Şimdi papatya falına bakma sırası bakanlarda ve yer değişikliği olduğunda bakanlık bekleyen AK Partililerde.
“Sadece AK Partililerde mi? Dışarıdan isimler alınmayacak mı? MHP’li, ya da MHP’ye yakın isimler olmayacak mı?” diye soranlarınız çıkabilir. Bunlar şu anda sadece spekülasyon sayılır.
Siyasi kuliste konuşulan iki temel kabine değişikliği senaryosu var.
Birincisi, daha çok AK Parti olağanüstü genel kurulunun yapıldığı 21 Mayıs’ta zirve yapan senaryo, Erdoğan’ın bakanalar kurulunda ciddi ve köklü değişikliklere gideceği, bu değişikliklere dışişleri, içişleri, adalet, ekonomi gibi bakanlıkların dahil edilebileceği yönündeydi.
İkincisi, Erdoğan’ın bakanlar kurulu değişikliğini ağırdan alacağı, belki gerekli gördüğü kozmetik düzeyde değişiklikleri de Başbakan Yıldırım’a bırakacağı senaryosu.
Oysa daha muhtemel senaryonun bu ikisi arasında bir yerde ama daha çok ikincisine yakın kurulmakta olduğunu gösteriyor.
Çünkü siyasi hava, tıpkı AK Parti yönetiminde olduğu gibi, Bakanlar Kurulunda da şu aşamada çok köklü değişiklikler yapılmayabileceğini yönünde.
Abdülkadir Selvi dün Cumhurbaşkanı Tayyip Erdoğan’ın bu konuyu aceleye getirmeyeceğini, ayrıca Başbakan Binali Yıldırım’ın inisiyastif almasına imkan vereceğini yazdı.
Bu doğru, Erdoğan’ın bir tür kademeli, yumuşak geçiş tercihi kullanacağı anlaşılıyor, ayrıca 16 Nisan referandumuyla zaten başbakanlık makamının kaldırılması Meclis onayına kalan Yıldırım’a böylelikle siyasi jest de yapmış oluyor.
Ancak tek etken bu gibi görünmüyor. Bir adım geriye çekilip Türkiye’nin iç ve dış gelişmelerine birlikte baktığımızda, Erdoğan’ın kademeli, ya da yumuşak geçişi tercih etmesinin bir başka ve daha stratejik bir gerekçesini görebiliyoruz.
O da Türkiye ile Avrupa Birliği (AB) arasında, Erdoğan’ın 25 Mayıs’ta Brüksel’de yaptığı temaslar sırasında ortaya atılan 12-aylık yol haritası.

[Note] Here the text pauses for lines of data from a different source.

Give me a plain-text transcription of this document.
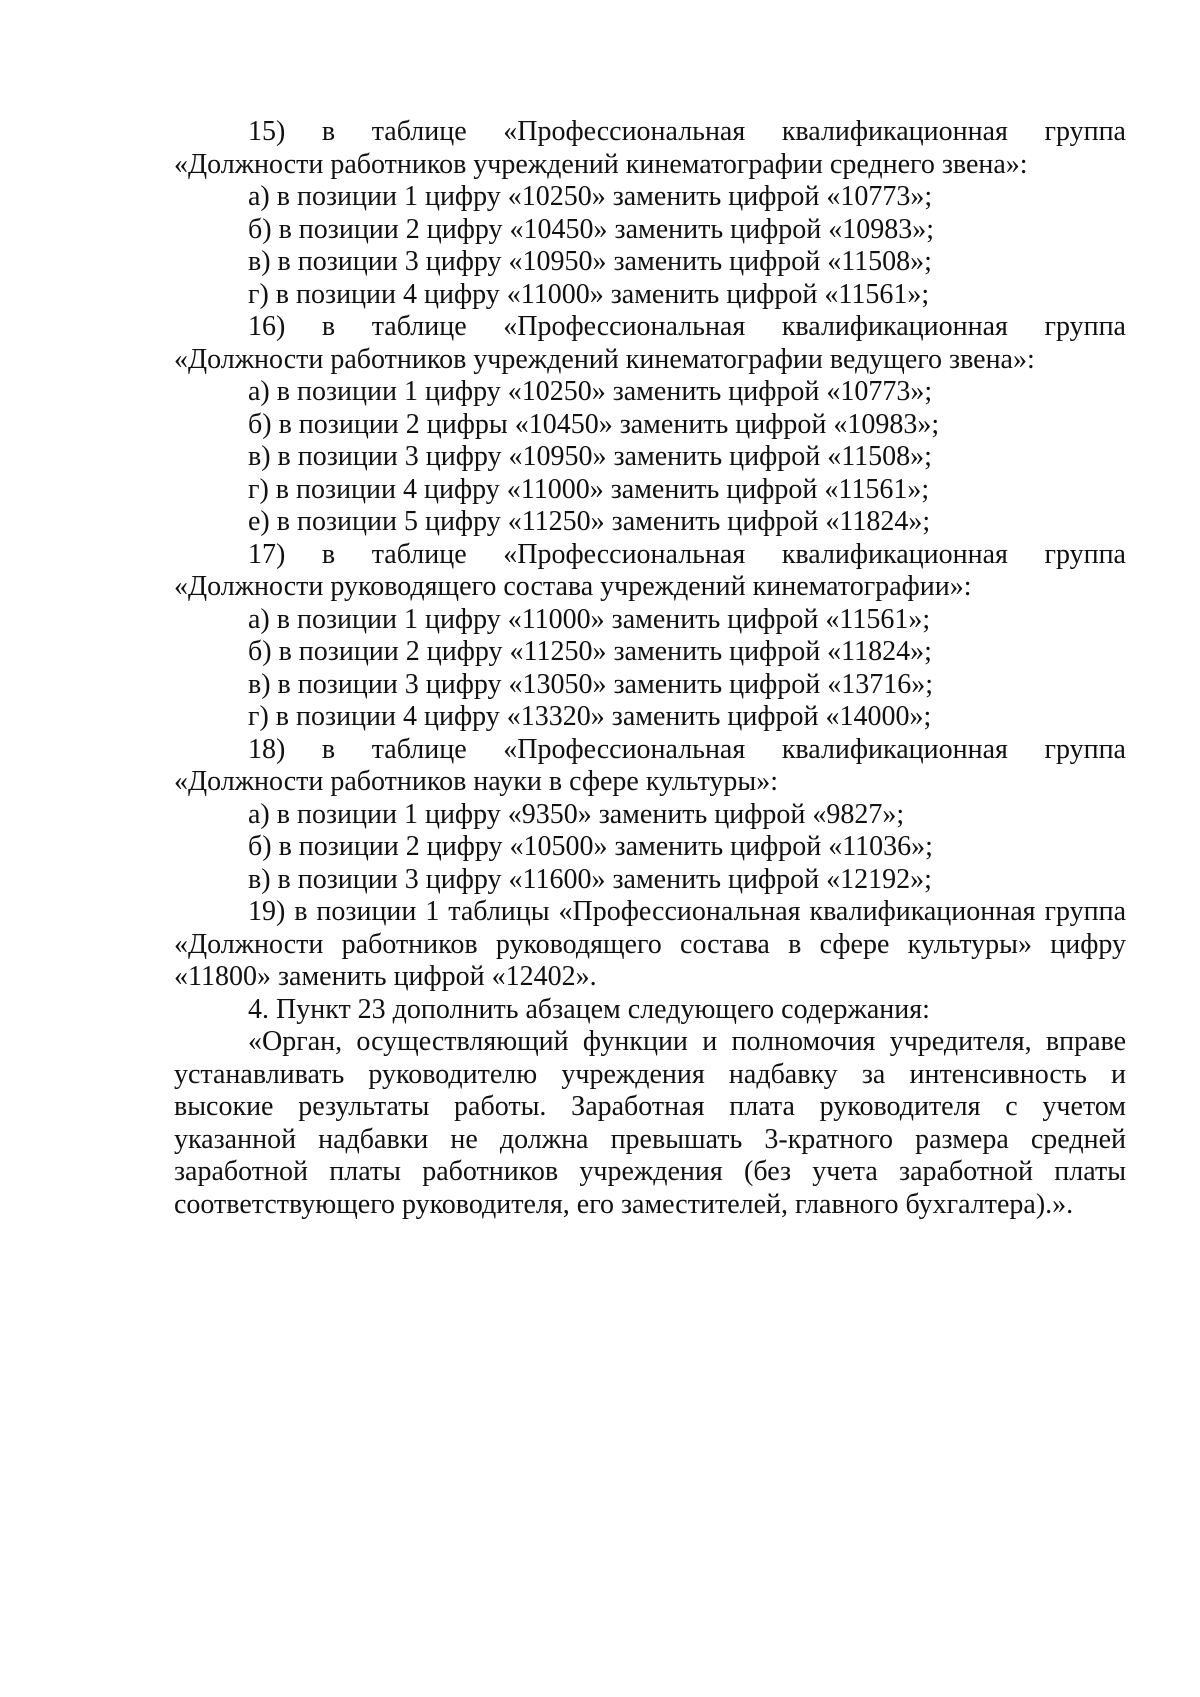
15) в таблице «Профессиональная квалификационная группа «Должности работников учреждений кинематографии среднего звена»:

а) в позиции 1 цифру «10250» заменить цифрой «10773»;

б) в позиции 2 цифру «10450» заменить цифрой «10983»;

в) в позиции 3 цифру «10950» заменить цифрой «11508»;

г) в позиции 4 цифру «11000» заменить цифрой «11561»;

16) в таблице «Профессиональная квалификационная группа «Должности работников учреждений кинематографии ведущего звена»:

а) в позиции 1 цифру «10250» заменить цифрой «10773»;

б) в позиции 2 цифры «10450» заменить цифрой «10983»;

в) в позиции 3 цифру «10950» заменить цифрой «11508»;

г) в позиции 4 цифру «11000» заменить цифрой «11561»;

е) в позиции 5 цифру «11250» заменить цифрой «11824»;

17) в таблице «Профессиональная квалификационная группа «Должности руководящего состава учреждений кинематографии»:

а) в позиции 1 цифру «11000» заменить цифрой «11561»;

б) в позиции 2 цифру «11250» заменить цифрой «11824»;

в) в позиции 3 цифру «13050» заменить цифрой «13716»;

г) в позиции 4 цифру «13320» заменить цифрой «14000»;

18) в таблице «Профессиональная квалификационная группа «Должности работников науки в сфере культуры»:

а) в позиции 1 цифру «9350» заменить цифрой «9827»;

б) в позиции 2 цифру «10500» заменить цифрой «11036»;

в) в позиции 3 цифру «11600» заменить цифрой «12192»;

19) в позиции 1 таблицы «Профессиональная квалификационная группа «Должности работников руководящего состава в сфере культуры» цифру «11800» заменить цифрой «12402».

4. Пункт 23 дополнить абзацем следующего содержания:

«Орган, осуществляющий функции и полномочия учредителя, вправе устанавливать руководителю учреждения надбавку за интенсивность и высокие результаты работы. Заработная плата руководителя с учетом указанной надбавки не должна превышать 3-кратного размера средней заработной платы работников учреждения (без учета заработной платы соответствующего руководителя, его заместителей, главного бухгалтера).».
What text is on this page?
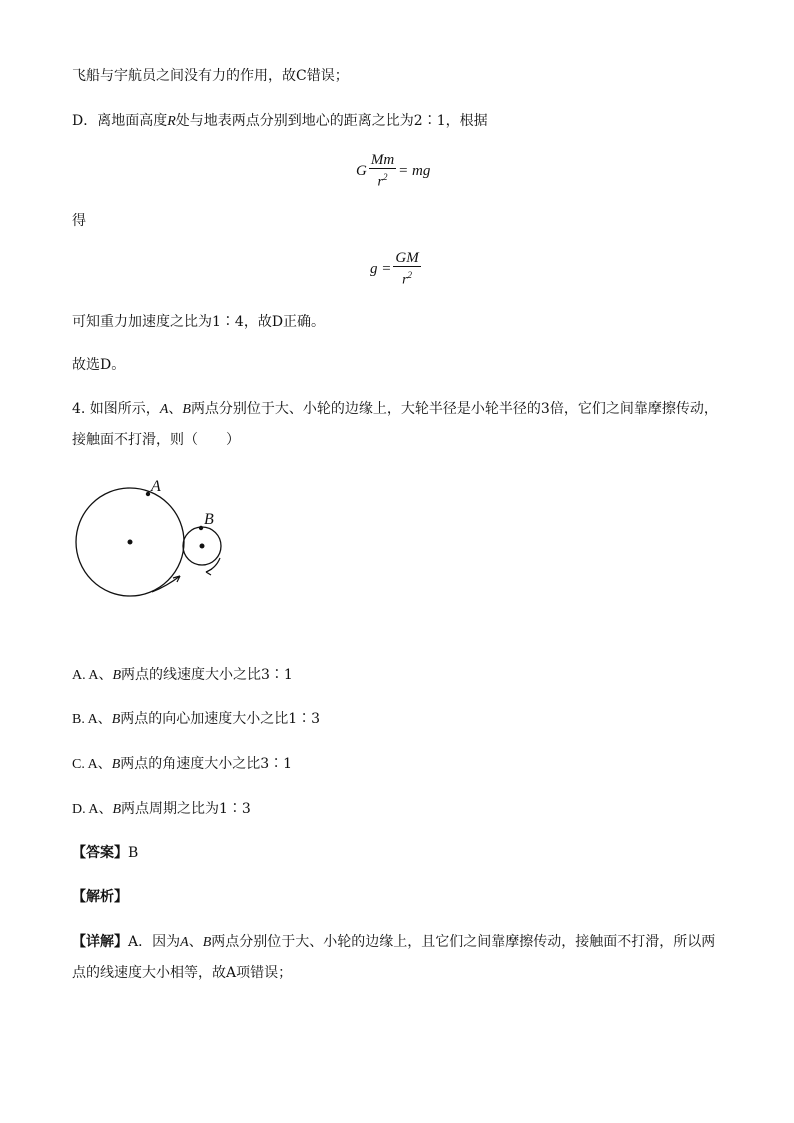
飞船与宇航员之间没有力的作用，故C错误；
D．离地面高度R处与地表两点分别到地心的距离之比为2∶1，根据
G $\frac{Mm}{r^2}$ = mg
得
$g = \frac{GM}{r^2}$
可知重力加速度之比为1∶4，故D正确。
故选D。
4. 如图所示，A、B两点分别位于大、小轮的边缘上，大轮半径是小轮半径的3倍，它们之间靠摩擦传动，
接触面不打滑，则（　　）
A
B
A. A、B两点的线速度大小之比3∶1
B. A、B两点的向心加速度大小之比1∶3
C. A、B两点的角速度大小之比3∶1
D. A、B两点周期之比为1∶3
【答案】B
【解析】
【详解】A．因为A、B两点分别位于大、小轮的边缘上，且它们之间靠摩擦传动，接触面不打滑，所以两
点的线速度大小相等，故A项错误；
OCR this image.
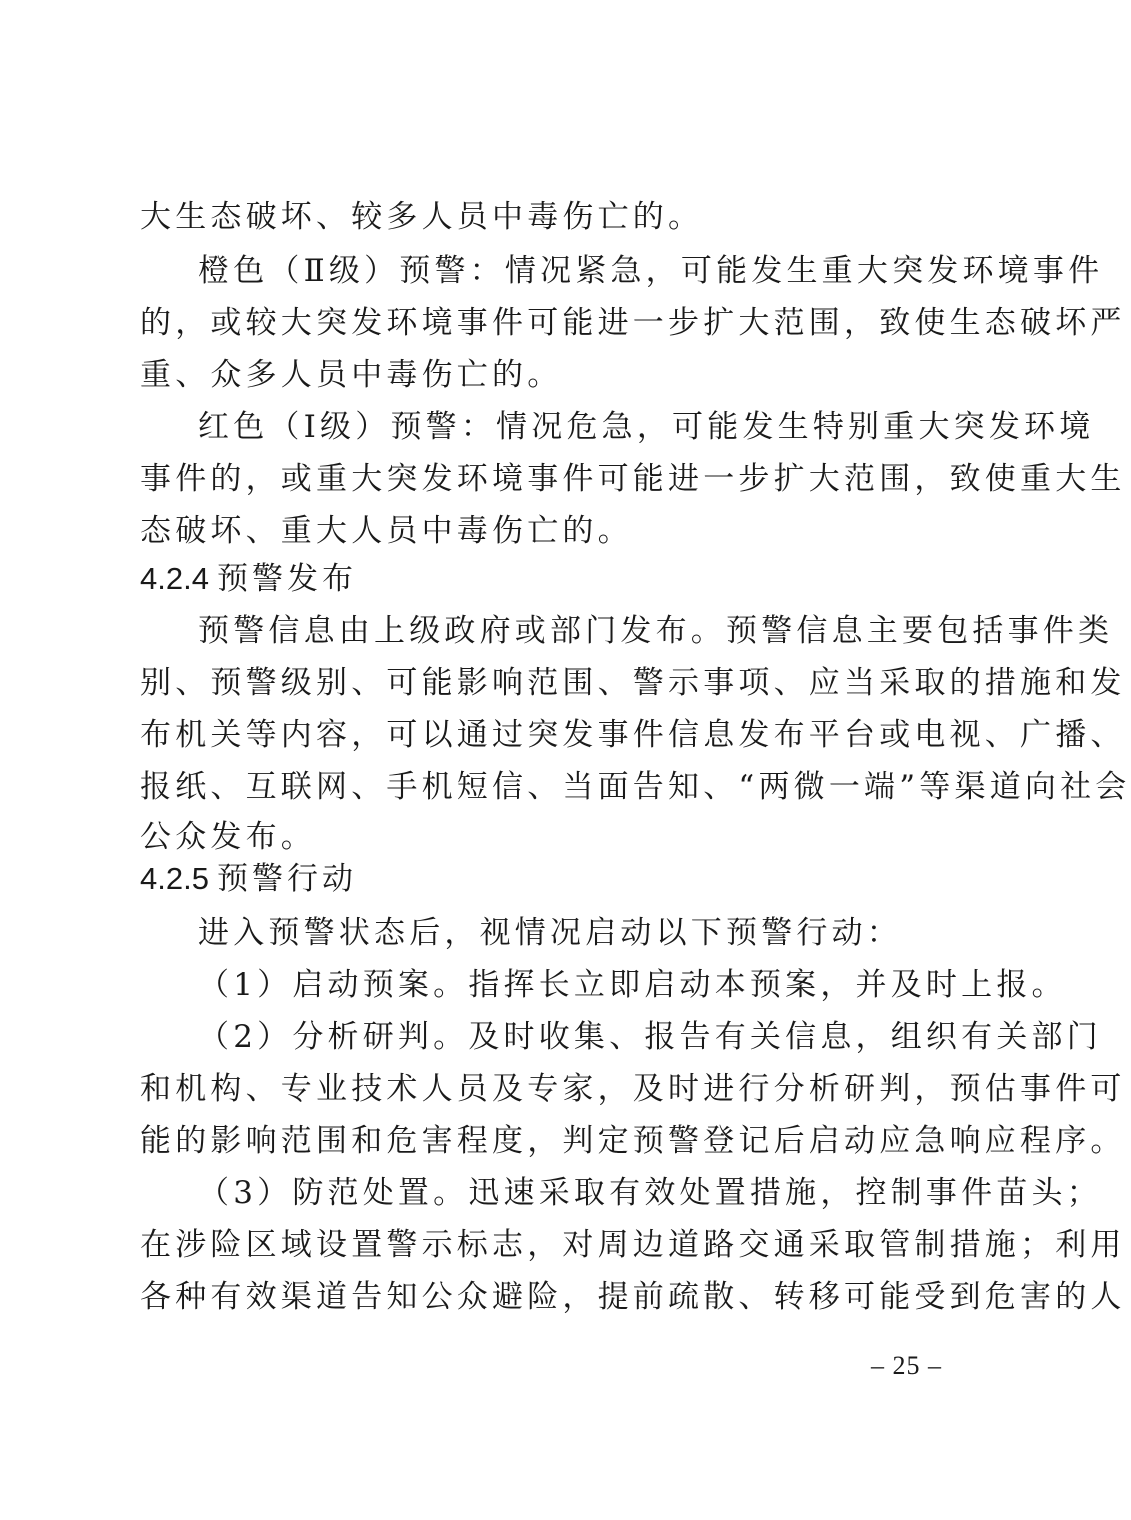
大生态破坏、较多人员中毒伤亡的。
橙色（Ⅱ级）预警：情况紧急，可能发生重大突发环境事件
的，或较大突发环境事件可能进一步扩大范围，致使生态破坏严
重、众多人员中毒伤亡的。
红色（Ⅰ级）预警：情况危急，可能发生特别重大突发环境
事件的，或重大突发环境事件可能进一步扩大范围，致使重大生
态破坏、重大人员中毒伤亡的。
4.2.4 预警发布
预警信息由上级政府或部门发布。预警信息主要包括事件类
别、预警级别、可能影响范围、警示事项、应当采取的措施和发
布机关等内容，可以通过突发事件信息发布平台或电视、广播、
报纸、互联网、手机短信、当面告知、“两微一端”等渠道向社会
公众发布。
4.2.5 预警行动
进入预警状态后，视情况启动以下预警行动：
（1）启动预案。指挥长立即启动本预案，并及时上报。
（2）分析研判。及时收集、报告有关信息，组织有关部门
和机构、专业技术人员及专家，及时进行分析研判，预估事件可
能的影响范围和危害程度，判定预警登记后启动应急响应程序。
（3）防范处置。迅速采取有效处置措施，控制事件苗头；
在涉险区域设置警示标志，对周边道路交通采取管制措施；利用
各种有效渠道告知公众避险，提前疏散、转移可能受到危害的人
– 25 –
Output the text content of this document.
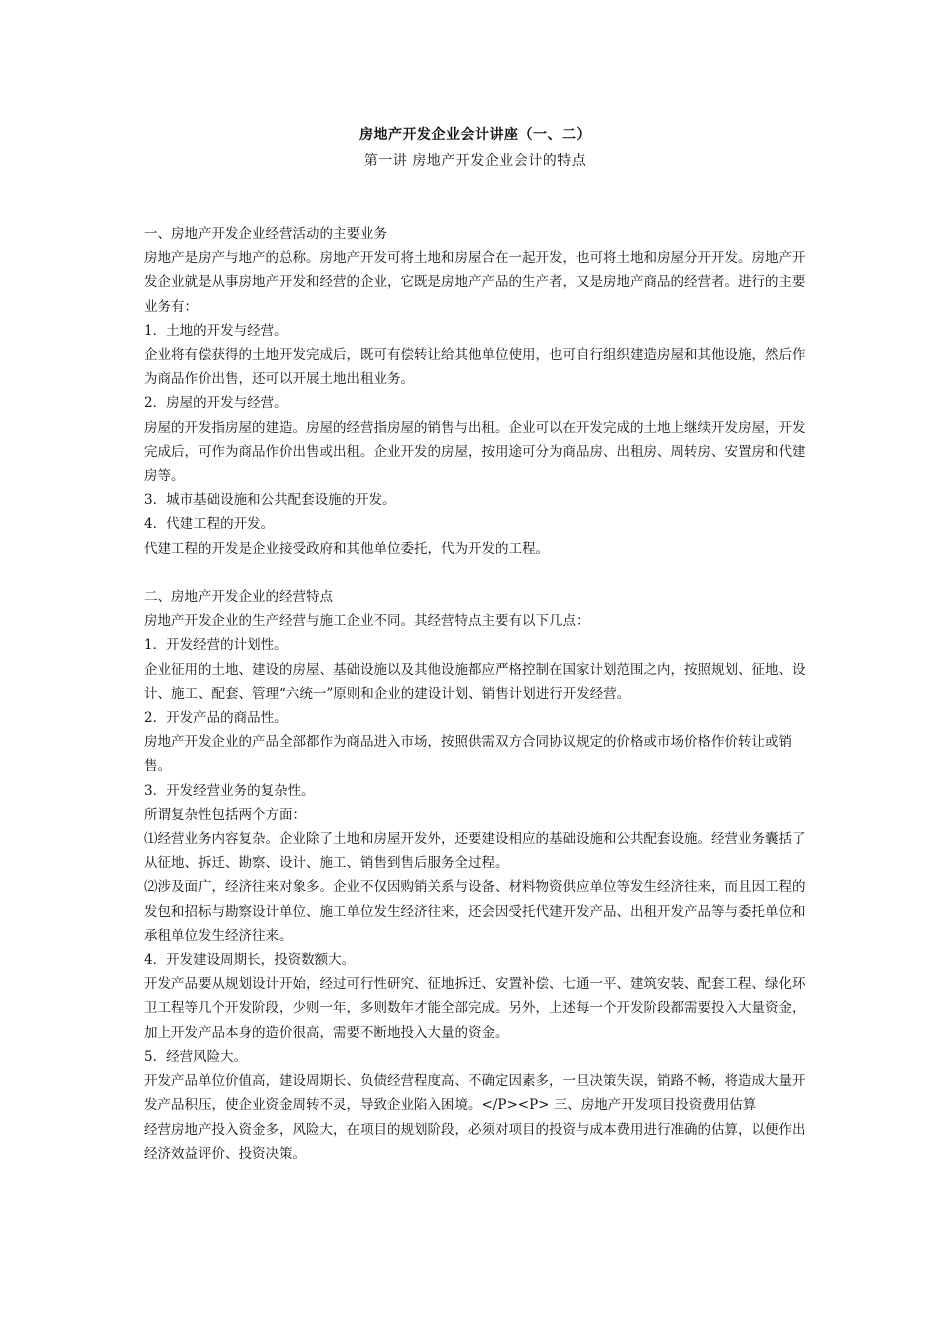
房地产开发企业会计讲座（一、二）
第一讲 房地产开发企业会计的特点

一、房地产开发企业经营活动的主要业务

房地产是房产与地产的总称。房地产开发可将土地和房屋合在一起开发，也可将土地和房屋分开开发。房地产开发企业就是从事房地产开发和经营的企业，它既是房地产产品的生产者，又是房地产商品的经营者。进行的主要业务有：

1．土地的开发与经营。

企业将有偿获得的土地开发完成后，既可有偿转让给其他单位使用，也可自行组织建造房屋和其他设施，然后作为商品作价出售，还可以开展土地出租业务。

2．房屋的开发与经营。

房屋的开发指房屋的建造。房屋的经营指房屋的销售与出租。企业可以在开发完成的土地上继续开发房屋，开发完成后，可作为商品作价出售或出租。企业开发的房屋，按用途可分为商品房、出租房、周转房、安置房和代建房等。

3．城市基础设施和公共配套设施的开发。

4．代建工程的开发。

代建工程的开发是企业接受政府和其他单位委托，代为开发的工程。

二、房地产开发企业的经营特点

房地产开发企业的生产经营与施工企业不同。其经营特点主要有以下几点：

1．开发经营的计划性。

企业征用的土地、建设的房屋、基础设施以及其他设施都应严格控制在国家计划范围之内，按照规划、征地、设计、施工、配套、管理“六统一”原则和企业的建设计划、销售计划进行开发经营。

2．开发产品的商品性。

房地产开发企业的产品全部都作为商品进入市场，按照供需双方合同协议规定的价格或市场价格作价转让或销售。

3．开发经营业务的复杂性。

所谓复杂性包括两个方面：

⑴经营业务内容复杂。企业除了土地和房屋开发外，还要建设相应的基础设施和公共配套设施。经营业务囊括了从征地、拆迁、勘察、设计、施工、销售到售后服务全过程。

⑵涉及面广，经济往来对象多。企业不仅因购销关系与设备、材料物资供应单位等发生经济往来，而且因工程的发包和招标与勘察设计单位、施工单位发生经济往来，还会因受托代建开发产品、出租开发产品等与委托单位和承租单位发生经济往来。

4．开发建设周期长，投资数额大。

开发产品要从规划设计开始，经过可行性研究、征地拆迁、安置补偿、七通一平、建筑安装、配套工程、绿化环卫工程等几个开发阶段，少则一年，多则数年才能全部完成。另外，上述每一个开发阶段都需要投入大量资金，加上开发产品本身的造价很高，需要不断地投入大量的资金。

5．经营风险大。

开发产品单位价值高，建设周期长、负债经营程度高、不确定因素多，一旦决策失误，销路不畅，将造成大量开发产品积压，使企业资金周转不灵，导致企业陷入困境。</P><P> 三、房地产开发项目投资费用估算

经营房地产投入资金多，风险大，在项目的规划阶段，必须对项目的投资与成本费用进行准确的估算，以便作出经济效益评价、投资决策。
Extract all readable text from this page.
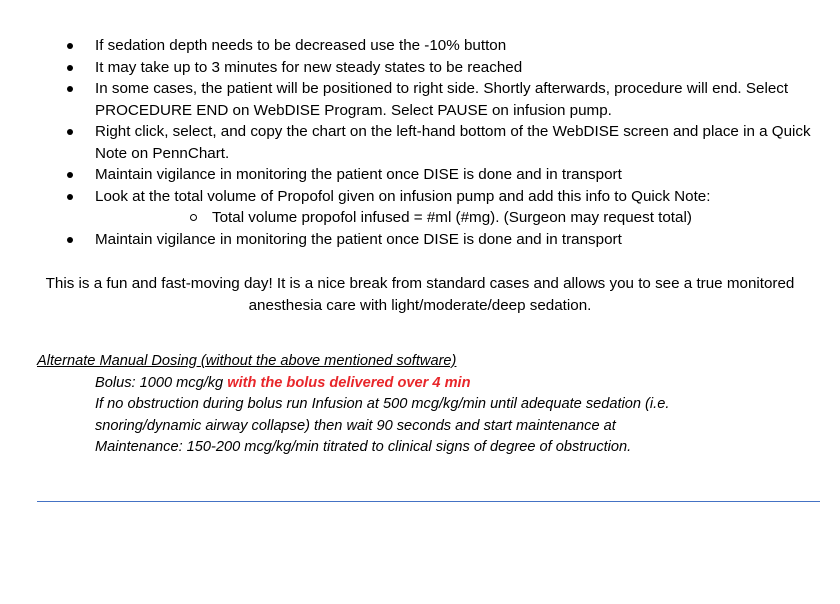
If sedation depth needs to be decreased use the -10% button
It may take up to 3 minutes for new steady states to be reached
In some cases, the patient will be positioned to right side. Shortly afterwards, procedure will end. Select PROCEDURE END on WebDISE Program. Select PAUSE on infusion pump.
Right click, select, and copy the chart on the left-hand bottom of the WebDISE screen and place in a Quick Note on PennChart.
Maintain vigilance in monitoring the patient once DISE is done and in transport
Look at the total volume of Propofol given on infusion pump and add this info to Quick Note:
Total volume propofol infused = #ml (#mg). (Surgeon may request total)
Maintain vigilance in monitoring the patient once DISE is done and in transport

This is a fun and fast-moving day! It is a nice break from standard cases and allows you to see a true monitored anesthesia care with light/moderate/deep sedation.

Alternate Manual Dosing (without the above mentioned software)
Bolus: 1000 mcg/kg with the bolus delivered over 4 min
If no obstruction during bolus run Infusion at 500 mcg/kg/min until adequate sedation (i.e.
snoring/dynamic airway collapse) then wait 90 seconds and start maintenance at
Maintenance: 150-200 mcg/kg/min titrated to clinical signs of degree of obstruction.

Açık konuşmak gerekirse, Türk dış politikasında son dönemlerin tek iyi haberi buydu.
15 Temmuz askeri darbe girişimi sonrasındaki Olağanüstü Hal uygulamaları, özellikle referandum sürecinde gündeme gelen ölüm cezasının geri getirilmesi meselesi, tutuklu gazetecilerin durumu ve referandum kampanyası sırasında AB üyeleriyle yaşanan gerilim ardından herkesin ilişkilerin kopmaya yakın durduğunu düşündüğü bir anda gelen bu 12-aylık yol haritası, çoğu planı değiştirdi.
Şimdi Türkiye’nin de, AB ve AB hükümetlerinin de önünde yeni bir imkân, 12 aylık bir tamir-bakım zamanı çıkmış durumda. Bu çerçevede ilk siyasi temas Haziran ortasında sağlanacak.
AB ile ilerin Türkiye’nin de çıkarına olacak şekilde yeniden yoluna girme ümidi varken Türkiye’deki iç siyasette keskinleşme olarak algılanacak hamlelerden kaçınmak daha makul bir tercih gibi görünüyor zaten.
Üstelik bu yaz ayları Erdoğan’a 24 Eylül’deki Almanya seçimlerine dek, Suriye’de hem IŞİD, hem PKK/PYD bakımından işlerin nasıl gelişeceği, o arada AB ülkelerinde PKK ve Fethullahçılar bakımından yasal sürecin nasıl işleyeceğini, ayrıca göç anlaşması taahhütlerinde ilerleme olup olmayacağını gözleme süresi de verecek.
O bakımdan bakanlar kurulundaki değişikler bakımından papatya falı, önümüzdeki günlerde bir değişiklik açıklansa dahi, daha bir süre devam edecek, çünkü muhtemelen devamı gelecek.
Ama papatya falına bakan başkaları da var şu sıra. Örneğin AK Partili belediyeler, il-ilçe teşkilatı yöneticileri; oralarda ciddi değişiklikler beklenebilir.
Ha bir de, siyaseti gözlemlemekten ince bir zevk alanlar, Cumhurbaşkanlığının sayısı hiç de az olmayan danışmanlarından bazılarının nasıl başka görevlere atanarak, ya da başka bir göreve atanmayarak Beştepe’den, Erdoğan’dan uzağa düştüğünü izleyebilir önümüzdeki süreçte.